Thumbs up for Anglican Women Novelists: From Charlotte Brontë to P.D. James edited by Judith Maltby and Alison Shell. Literary criticism.
At the risk of sounding facetious: it is a book of short biographies and literary analyses of Anglican Women Novelists; and it is excellent. Does the topic interest you? Then read it. You will discover interesting things, your literary conversations will expand, and you will discover even more authors you want to read. If you ask: but why? – keep moving.

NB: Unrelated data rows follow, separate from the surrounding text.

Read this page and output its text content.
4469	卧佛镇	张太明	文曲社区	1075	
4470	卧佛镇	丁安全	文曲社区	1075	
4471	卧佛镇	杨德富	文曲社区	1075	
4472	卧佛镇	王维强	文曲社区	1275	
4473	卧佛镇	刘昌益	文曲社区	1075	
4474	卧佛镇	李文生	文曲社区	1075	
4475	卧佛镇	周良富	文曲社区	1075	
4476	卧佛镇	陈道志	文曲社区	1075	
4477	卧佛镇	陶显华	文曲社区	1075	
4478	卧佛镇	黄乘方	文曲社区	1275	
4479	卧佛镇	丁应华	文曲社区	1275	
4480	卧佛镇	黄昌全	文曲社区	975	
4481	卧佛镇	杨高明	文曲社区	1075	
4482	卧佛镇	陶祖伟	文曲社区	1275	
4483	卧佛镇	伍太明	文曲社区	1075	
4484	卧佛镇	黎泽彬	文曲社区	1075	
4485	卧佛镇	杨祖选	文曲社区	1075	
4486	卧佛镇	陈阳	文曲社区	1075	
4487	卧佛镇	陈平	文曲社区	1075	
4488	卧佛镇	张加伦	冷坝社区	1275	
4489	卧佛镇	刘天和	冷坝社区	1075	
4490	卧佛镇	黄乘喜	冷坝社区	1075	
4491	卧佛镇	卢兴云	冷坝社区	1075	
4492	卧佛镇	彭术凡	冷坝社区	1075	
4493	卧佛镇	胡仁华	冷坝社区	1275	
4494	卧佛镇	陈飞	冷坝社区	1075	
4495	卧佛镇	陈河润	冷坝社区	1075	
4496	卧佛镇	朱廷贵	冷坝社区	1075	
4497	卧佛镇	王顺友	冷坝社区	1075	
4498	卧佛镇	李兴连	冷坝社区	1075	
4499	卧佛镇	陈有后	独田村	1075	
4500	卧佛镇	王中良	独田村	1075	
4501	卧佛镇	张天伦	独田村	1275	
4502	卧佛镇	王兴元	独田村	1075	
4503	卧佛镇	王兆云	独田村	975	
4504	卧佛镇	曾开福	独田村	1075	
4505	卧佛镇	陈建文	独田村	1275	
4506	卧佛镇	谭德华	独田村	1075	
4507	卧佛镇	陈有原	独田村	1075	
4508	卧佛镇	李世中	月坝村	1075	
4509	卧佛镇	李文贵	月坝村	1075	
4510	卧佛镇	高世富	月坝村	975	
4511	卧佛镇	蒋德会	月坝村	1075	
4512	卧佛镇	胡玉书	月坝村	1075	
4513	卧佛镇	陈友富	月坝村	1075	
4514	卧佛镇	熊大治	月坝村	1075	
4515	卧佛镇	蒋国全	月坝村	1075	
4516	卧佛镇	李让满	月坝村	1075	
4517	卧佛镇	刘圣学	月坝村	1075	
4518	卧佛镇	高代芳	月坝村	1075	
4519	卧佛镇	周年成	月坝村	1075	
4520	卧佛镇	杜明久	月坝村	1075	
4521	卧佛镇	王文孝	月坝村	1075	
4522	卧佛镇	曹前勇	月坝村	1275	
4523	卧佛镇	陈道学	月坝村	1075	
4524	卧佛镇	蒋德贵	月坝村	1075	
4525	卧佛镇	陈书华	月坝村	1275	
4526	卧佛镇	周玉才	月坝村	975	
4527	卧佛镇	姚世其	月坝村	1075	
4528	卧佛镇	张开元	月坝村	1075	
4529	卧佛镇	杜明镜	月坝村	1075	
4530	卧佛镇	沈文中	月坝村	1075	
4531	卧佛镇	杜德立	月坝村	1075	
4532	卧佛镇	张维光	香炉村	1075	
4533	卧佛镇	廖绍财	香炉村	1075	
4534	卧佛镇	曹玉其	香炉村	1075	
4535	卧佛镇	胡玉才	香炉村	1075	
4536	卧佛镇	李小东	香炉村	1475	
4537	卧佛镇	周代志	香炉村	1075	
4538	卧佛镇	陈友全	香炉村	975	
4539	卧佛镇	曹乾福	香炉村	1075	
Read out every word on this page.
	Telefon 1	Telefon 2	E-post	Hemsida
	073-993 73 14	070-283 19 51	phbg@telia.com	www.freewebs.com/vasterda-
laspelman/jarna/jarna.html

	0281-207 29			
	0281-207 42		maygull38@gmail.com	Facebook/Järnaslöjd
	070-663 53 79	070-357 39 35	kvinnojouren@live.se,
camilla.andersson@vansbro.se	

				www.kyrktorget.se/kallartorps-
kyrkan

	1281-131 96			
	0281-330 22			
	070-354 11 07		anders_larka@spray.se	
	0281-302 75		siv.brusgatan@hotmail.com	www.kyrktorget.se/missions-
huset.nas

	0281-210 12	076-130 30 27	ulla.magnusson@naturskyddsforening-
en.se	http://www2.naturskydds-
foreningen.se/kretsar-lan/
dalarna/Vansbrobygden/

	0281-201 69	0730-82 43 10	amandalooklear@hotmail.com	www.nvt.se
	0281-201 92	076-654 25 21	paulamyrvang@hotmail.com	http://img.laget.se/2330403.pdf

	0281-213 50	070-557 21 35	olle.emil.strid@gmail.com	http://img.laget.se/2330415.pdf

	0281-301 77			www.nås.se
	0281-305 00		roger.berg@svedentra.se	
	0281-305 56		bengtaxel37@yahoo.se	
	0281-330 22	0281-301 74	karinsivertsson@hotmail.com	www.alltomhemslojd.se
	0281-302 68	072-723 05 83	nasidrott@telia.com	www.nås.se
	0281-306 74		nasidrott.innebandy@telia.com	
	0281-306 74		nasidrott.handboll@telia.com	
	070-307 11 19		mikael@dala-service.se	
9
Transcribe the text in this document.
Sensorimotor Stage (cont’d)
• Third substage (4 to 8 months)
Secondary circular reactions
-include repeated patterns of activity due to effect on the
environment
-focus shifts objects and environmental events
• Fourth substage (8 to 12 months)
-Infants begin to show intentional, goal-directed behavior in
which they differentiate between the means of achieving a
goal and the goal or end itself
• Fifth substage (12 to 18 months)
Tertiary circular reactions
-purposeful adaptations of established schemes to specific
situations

Underhill’s supernatural fiction recalls some of Margaret Oliphant’s work–though not all, since Oliphant is the most imaginatively polarized of our chosen writers. Her ‘Chronicles of Carlingford’ come from a different cosmos, drawing on the Anglican careerist comedy of her contemporary Anthony Trollope’s ‘Barchester’ series. But for religion with the supernatural consciously omitted, it is Barbara Pym, writing many decades later, towards whom one must reach: here, for instance, is Mildred Lathbury, the narrator of Excellent Women (1952), hesitating sleepily between the devotional and cookery books on her bedside table: ‘My hand might have chosen Religio Medici, but I was rather glad that it had picked out Chinese Cookery.’ Pym’s books are more engaged than this might suggest with the ethical demands of professing Christianity–as often with mid-twentieth-century middlebrow novels, frequently written by women, where the Anglican faith shapes a social milieu. Her work–unpublishable in the early 1960s, acclaimed again in the late 1970s, consistently in print thereafter–was critically underrated for the same reasons that it is now so popular: because it was funny, because it gave space to religion and because it focused on women. Increasingly, too, her reception has benefitted from nostalgia for the world she depicts. Anthropologists are committed to documenting traditional societies in the light of modern pressures, and Pym, as a participant observer, has preserved for all time a disappearing parochial culture.